In April, the RBI directed that all payments system operators working in India store payment systems data in India only within 6 months (in effect from October 15). However, the bill does not define ‘critical data’ explicitly. Paytm said that 6 months was ‘practical’ enough for companies to adhere to the central bank’s guidelines
In May, the Payments Council of India (PCI), which has around 100 payments firms members, sought a meeting with the RBI to suggest “alternative solutions which can meet the RBI requirements of unfettered access”, according to a report.
IAMAI: Data Privacy Bill an onerous burden for startups
IAMAI recently criticised the draft saying that startups in India would find it difficult to operate if the bill was implemented: it would be an “onerous burden” to comply with the new bill and companies would have to substantially increase their spending in the new data regime. The industry body described the proposed Data Protection Authority as “an additional and complex regulator” that will impact the ease of doing business for Indian tech startups, reports ET.

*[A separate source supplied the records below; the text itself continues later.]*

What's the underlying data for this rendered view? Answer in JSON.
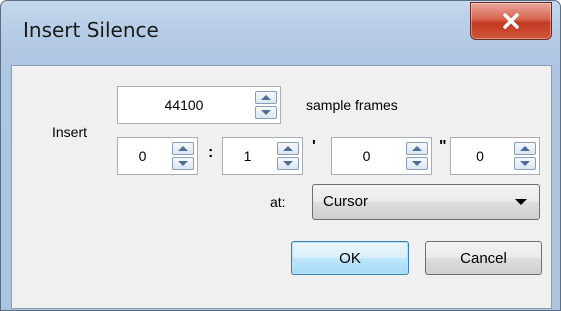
{
  "window": {
    "title": "Insert Silence",
    "close_icon": "close-icon",
    "accent": "#c23a22"
  },
  "form": {
    "insert_label": "Insert",
    "frames": {
      "value": "44100",
      "unit_label": "sample frames"
    },
    "time": {
      "hours": "0",
      "sep1": ":",
      "minutes": "1",
      "sep2": "'",
      "seconds": "0",
      "sep3": "\"",
      "frames": "0"
    },
    "at_label": "at:",
    "at_select": {
      "selected": "Cursor"
    }
  },
  "buttons": {
    "ok": "OK",
    "cancel": "Cancel"
  }
}
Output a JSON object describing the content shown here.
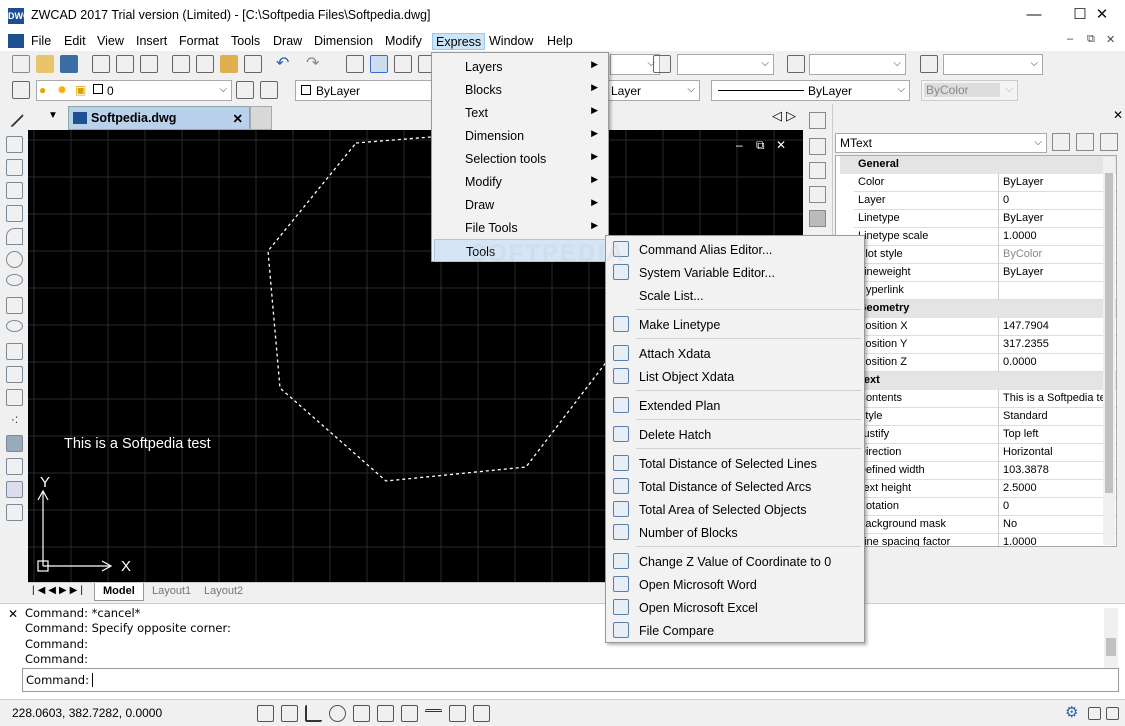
{
  "window": {
    "title": "ZWCAD 2017 Trial version (Limited) - [C:\\Softpedia Files\\Softpedia.dwg]",
    "logo": "DWG",
    "min": "—",
    "max": "☐",
    "close": "✕"
  },
  "menu": [
    "File",
    "Edit",
    "View",
    "Insert",
    "Format",
    "Tools",
    "Draw",
    "Dimension",
    "Modify",
    "Express",
    "Window",
    "Help"
  ],
  "toolbar2": {
    "layer_value": "0",
    "color_value": "ByLayer",
    "layer2_value": "Layer",
    "linetype_value": "ByLayer",
    "bycolor_value": "ByColor"
  },
  "doc_tab": {
    "label": "Softpedia.dwg",
    "close": "✕"
  },
  "canvas": {
    "text": "This is a Softpedia test",
    "axis_x": "X",
    "axis_y": "Y",
    "ctrl_min": "‒",
    "ctrl_restore": "⧉",
    "ctrl_close": "✕"
  },
  "layout_tabs": [
    "Model",
    "Layout1",
    "Layout2"
  ],
  "command_lines": [
    "Command: *cancel*",
    "Command: Specify opposite corner:",
    "Command:",
    "Command:"
  ],
  "command_prompt": "Command:",
  "status": {
    "coords": "228.0603, 382.7282, 0.0000"
  },
  "properties": {
    "selected": "MText",
    "categories": [
      {
        "name": "General",
        "rows": [
          [
            "Color",
            "ByLayer"
          ],
          [
            "Layer",
            "0"
          ],
          [
            "Linetype",
            "ByLayer"
          ],
          [
            "Linetype scale",
            "1.0000"
          ],
          [
            "Plot style",
            "ByColor"
          ],
          [
            "Lineweight",
            "ByLayer"
          ],
          [
            "Hyperlink",
            ""
          ]
        ]
      },
      {
        "name": "Geometry",
        "rows": [
          [
            "Position X",
            "147.7904"
          ],
          [
            "Position Y",
            "317.2355"
          ],
          [
            "Position Z",
            "0.0000"
          ]
        ]
      },
      {
        "name": "Text",
        "rows": [
          [
            "Contents",
            "This is a Softpedia test"
          ],
          [
            "Style",
            "Standard"
          ],
          [
            "Justify",
            "Top left"
          ],
          [
            "Direction",
            "Horizontal"
          ],
          [
            "Defined width",
            "103.3878"
          ],
          [
            "Text height",
            "2.5000"
          ],
          [
            "Rotation",
            "0"
          ],
          [
            "Background mask",
            "No"
          ],
          [
            "Line spacing factor",
            "1.0000"
          ]
        ]
      }
    ]
  },
  "express_menu": [
    "Layers",
    "Blocks",
    "Text",
    "Dimension",
    "Selection tools",
    "Modify",
    "Draw",
    "File Tools",
    "Tools"
  ],
  "tools_menu": [
    [
      "Command Alias Editor...",
      "System Variable Editor...",
      "Scale List..."
    ],
    [
      "Make Linetype"
    ],
    [
      "Attach Xdata",
      "List Object Xdata"
    ],
    [
      "Extended Plan"
    ],
    [
      "Delete Hatch"
    ],
    [
      "Total Distance of Selected Lines",
      "Total Distance of Selected Arcs",
      "Total Area of Selected Objects",
      "Number of Blocks"
    ],
    [
      "Change Z Value of Coordinate to 0",
      "Open Microsoft Word",
      "Open Microsoft Excel",
      "File Compare"
    ]
  ],
  "watermark": "SOFTPEDIA"
}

PhonePe’s support for local data storage
Last week, PhonePe alleged that international payment companies were trying to evade taxes by having data servers abroad (and not in India). It added that it is for this reason that these companies were reluctant to have local data servers in India. The Flipkart operated company argued that localisation of data was necessary to “national safety and security” and for “national wealth creation.”